At least once a semester, they told me, he'd go nuts on his students, berating the class for being unprepared or not seeing the big picture.
In his big dramatic moment, he'd throw a chair across the room. Happened every semester, they said.
It turns out they were right. But when he did throw a chair in my class, the fact that my classmates and I knew ahead of time totally deflated its impact.
I'm not sure we had the temerity to laugh, because he looked livid. But we blew it off. We knew what was coming because we knew he always did it.
I've thought of this anecdote twice over the last 24 hours or so.
The first time was when I heard about what rookie quarterback Daniel Jones reportedly did during an important huddle toward the end of the New York Giants football game Sunday.
Jones's teammates apparently had never heard him swear, but he dropped an F-bomb, as they say, to shock and motivate his teammates. Yelled: "Let's [F-bleep] score!"
"Guys were taken aback," Jordan Raanan of ESPN reported on Twitter. "Had never seen that side of him, seen him curse. Moments later he pulled a zone read and ran in a touchdown. Had the sideline buzzing."

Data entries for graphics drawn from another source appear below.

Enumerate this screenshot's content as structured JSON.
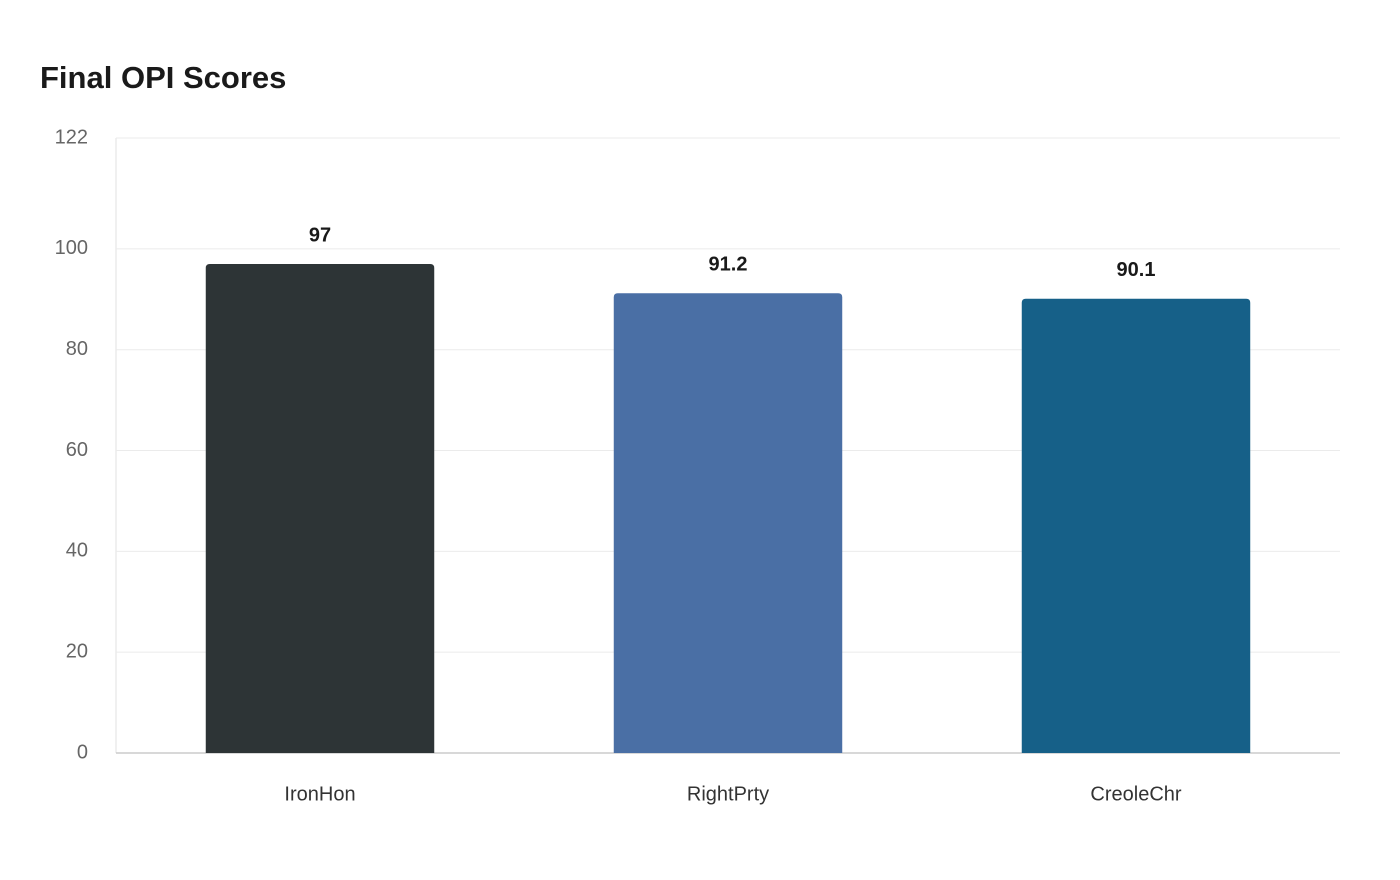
{
  "chart_data": {
    "type": "bar",
    "title": "Final OPI Scores",
    "categories": [
      "IronHon",
      "RightPrty",
      "CreoleChr"
    ],
    "values": [
      97,
      91.2,
      90.1
    ],
    "colors": [
      "#2d3436",
      "#4a6fa5",
      "#166088"
    ],
    "ylim": [
      0,
      122
    ],
    "yticks": [
      0,
      20,
      40,
      60,
      80,
      100,
      122
    ],
    "grid": true
  }
}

There was a point in the second quarter Daniel Jones went into the huddle and said, "Let's fu***** score!" Guys were taken aback. Had never seen that side of him, seen him curse. Moments later he pulled a zone read and ran in a touchdown. Had the sideline buzzing. #Giants-- Jordan Raanan (@JordanRaanan) September 23, 2019
I didn't know swearing was so rare in NFL huddles, true. But his Giants beat the Tampa Bay Buccaneers 32-31.
Final example for today. I kept hearing two words to describe teenaged climate change activist Greta Thunberg's speech at the United Nations on Monday: "impassioned" and "emotional."

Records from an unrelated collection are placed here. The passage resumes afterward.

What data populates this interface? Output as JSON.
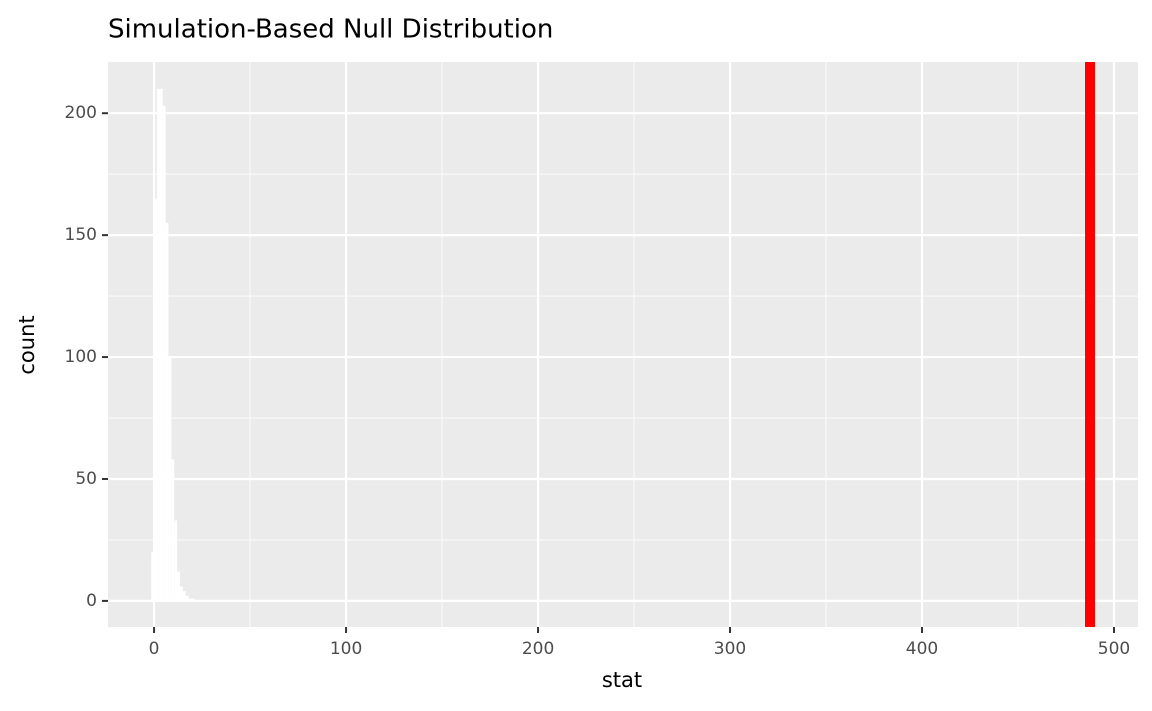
{
  "chart_data": {
    "type": "histogram",
    "title": "Simulation-Based Null Distribution",
    "x_label": "stat",
    "y_label": "count",
    "bins": [
      -1.5,
      0,
      1.5,
      3,
      4.5,
      6,
      7.5,
      9,
      10.5,
      12,
      13.5,
      15,
      16.5,
      18,
      19.5,
      21,
      22.5
    ],
    "values": [
      20,
      165,
      210,
      210,
      203,
      155,
      100,
      58,
      33,
      12,
      6,
      4,
      2,
      1,
      1,
      0
    ],
    "color": "#ffffff",
    "xlim": [
      -24,
      512.5
    ],
    "ylim": [
      -10.7,
      221
    ],
    "xticks": [
      0,
      100,
      200,
      300,
      400,
      500
    ],
    "yticks": [
      0,
      50,
      100,
      150,
      200
    ],
    "xminorticks": [
      50,
      150,
      250,
      350,
      450
    ],
    "yminorticks": [
      25,
      75,
      125,
      175
    ],
    "grid": true,
    "vline": {
      "value": 487.5,
      "color": "#ff0000"
    }
  }
}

Here, an example from NPR:
In an impassioned speech, Thunberg told those who hold office, "you all come to us young people for hope. How dare you? You have stolen my dreams and my childhood with your empty words, and yet I'm one of the lucky ones. People are suffering. People are dying. Entire ecosystems are collapsing."

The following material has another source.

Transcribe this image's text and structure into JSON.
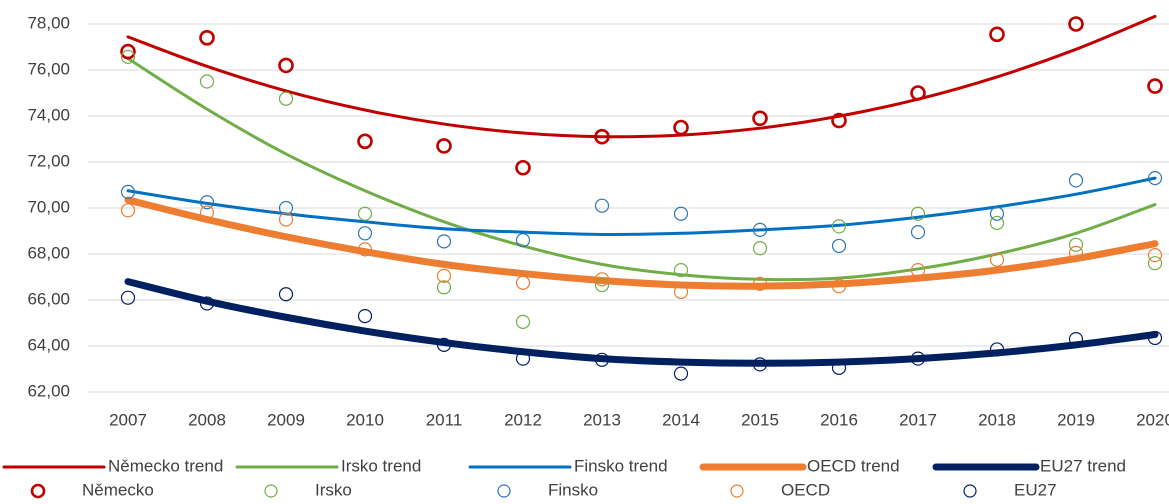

"How dare you?" she asked again, growing increasingly emotional as the audience cheered at the 2019 Climate Action Summit.
I watched the video. Sure enough, her delivery is impassioned and emotional.
Climate change is a far bigger topic than I can possibly tackle in a single short column like this. So let's stick to rhetoric.
It's an unusual thing for a teen-ager to address the UN. (Not unprecedented, of course; think of Malala Yousafzai.) I suspect ?Thunberg's passion and emotion are especially striking because she looks even younger than her age.
Perhaps nobody who didn't already more or less agree with Thunberg's take on climate change would be moved by her speech, but, that's okay. Her intended audience isn't skeptical, and her goal isn't to change minds.
Instead, it seems her goal is to motivate and inspire people who are already inclined to agree with her, but who aren't moving fast enough.
It works to communicate with them. It doesn't for others.
So that's where I'm coming down on this. Passion and emotion--and even cursing and swearing--can all be effective tools if you use them correctly.
Usually that means using them sparingly. Making them outside the norm.
Otherwise they're just crutches. They can even backfire.
If you're always impassioned, you never are. If everything's a priority, then nothing is.
And if you're always throwing chairs, you may as well just sit down.